Twintig onderduikadressen
Hoewel pogingen om naar Engeland te ontkomen mislukten, wist het echtpaar aanvankelijk het ergste te ontlopen. Pas toen ze in januari 1943 nipt ontsnapten aan de ontruiming van het Apeldoornsche Bos, het Joods psychiatrisch ziekenhuis waar ze onderdak hadden gevonden, besloten Philip en Betty gescheiden onder te duiken.
Twintig onderduikadressen zou ze verslijten en meerdere valse identiteitspapieren. Omdat op een van die valse persoonsbewijzen stond dat de eigenaar een litteken op de keel had, schakelde Betty zelfs een welwillende arts in om dat ook bij haar aan te brengen.
Haar familie dook niet onder en werd weggevoerd. "Ik zie mijn ouders nog staan, keurig aangekleed", herinnerde Bausch-Polak zich. "Ze zijn weggehaald en nooit meer teruggekomen." Vader Frederik en moeder Grietje werden samen vermoord in Sobibor.
Zuster Juul haalde de bevrijding net, maar overleed kort daarna aan de ontberingen die ze had doorstaan in Bergen-Belsen, iets wat haar broer Jaap wel op het nippertje overleefde.

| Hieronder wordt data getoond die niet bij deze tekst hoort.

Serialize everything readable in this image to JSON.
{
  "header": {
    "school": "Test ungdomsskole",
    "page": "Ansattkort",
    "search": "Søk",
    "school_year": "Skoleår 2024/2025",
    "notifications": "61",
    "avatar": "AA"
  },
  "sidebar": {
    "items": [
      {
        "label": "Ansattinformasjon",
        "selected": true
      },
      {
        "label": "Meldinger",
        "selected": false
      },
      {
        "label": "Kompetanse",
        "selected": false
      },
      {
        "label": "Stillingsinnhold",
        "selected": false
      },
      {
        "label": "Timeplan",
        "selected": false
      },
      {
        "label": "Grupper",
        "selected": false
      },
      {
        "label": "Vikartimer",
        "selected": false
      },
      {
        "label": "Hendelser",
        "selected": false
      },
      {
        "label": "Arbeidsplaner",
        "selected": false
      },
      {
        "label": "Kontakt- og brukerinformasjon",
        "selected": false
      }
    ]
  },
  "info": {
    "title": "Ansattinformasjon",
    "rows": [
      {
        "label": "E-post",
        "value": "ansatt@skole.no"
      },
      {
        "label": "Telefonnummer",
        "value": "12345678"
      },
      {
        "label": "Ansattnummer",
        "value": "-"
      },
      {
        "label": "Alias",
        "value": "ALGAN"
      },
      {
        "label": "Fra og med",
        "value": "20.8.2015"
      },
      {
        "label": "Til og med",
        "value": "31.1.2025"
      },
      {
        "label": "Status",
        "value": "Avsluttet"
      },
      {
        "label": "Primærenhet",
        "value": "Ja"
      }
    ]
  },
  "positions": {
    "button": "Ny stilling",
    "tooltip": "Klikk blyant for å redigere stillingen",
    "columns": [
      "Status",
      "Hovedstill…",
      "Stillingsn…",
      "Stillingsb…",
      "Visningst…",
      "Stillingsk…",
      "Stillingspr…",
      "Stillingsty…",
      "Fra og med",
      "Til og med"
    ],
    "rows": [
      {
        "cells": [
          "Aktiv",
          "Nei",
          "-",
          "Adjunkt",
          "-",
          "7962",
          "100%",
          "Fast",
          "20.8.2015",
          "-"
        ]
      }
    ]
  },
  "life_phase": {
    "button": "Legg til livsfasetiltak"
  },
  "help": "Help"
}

Een derde zus, Lies, was al eerder bevrijd bij een gevangenenruil met in Palestina opgepakte Duitsers.
Ook haar man Philip de Leeuw stierf. Hij was in het verzet beland en werd opgepakt bij een sabotageactie van een spoorlijn in november 1944. Betty kon vrijkomen doordat geen van beiden doorsloeg tijdens verhoor.
"Philip bleef achter", was de conclusie. "Toen ik vrijkwam, barstte ik in tranen uit." De Leeuw werd enkele weken later door de Duitsers gefusilleerd.
"Toen de Duitsers weg waren was ik totaal alleen op de wereld. Ouders, schoonouders, zus en man: allemaal omgekomen. En geen geld."
Wraak of verzoening
Bausch-Polak hertrouwde met kunstenaar Dolf Bausch en verhuisde naar Israël. Aanvankelijk zweeg ze over haar verdriet, maar na de dood van haar tweede man begon ze voorlichting te geven. Ze gaf interviews, schreef Bewogen stilte in 2004 en ontmoette duizenden jongeren in Nederland, Duitsland en de VS.
"Als ik vlak na de oorlog een revolver had gehad, zou ik hebben geschoten", bekende ze een groep jongeren eens toen haar werd gevraagd of ze haatgevoelens koesterde. "Maar je moet het verlangen naar wraak onderdrukken. Wraak vernietigt niet anderen, maar jezelf."
Ze vond het vooral belangrijk een nieuwe generatie te herinneren aan de wandaden uit het verleden. "Oudere mensen kun je niet meer veranderen", was haar overtuiging. "Jonge mensen moeten zorgen voor een betere wereld."
Het was een boodschap die haar in in 2016 Ridder in de Orde van Oranje-Naussau maakte en een jaar eerder al het Bundesverdienstkreuz had opgeleverd. Betty Bausch-Polak droeg die hoogste Duitse onderscheiding bij de herdenking in Rhenen op de plek waar haar man was doodgeschoten, als teken van verzoening.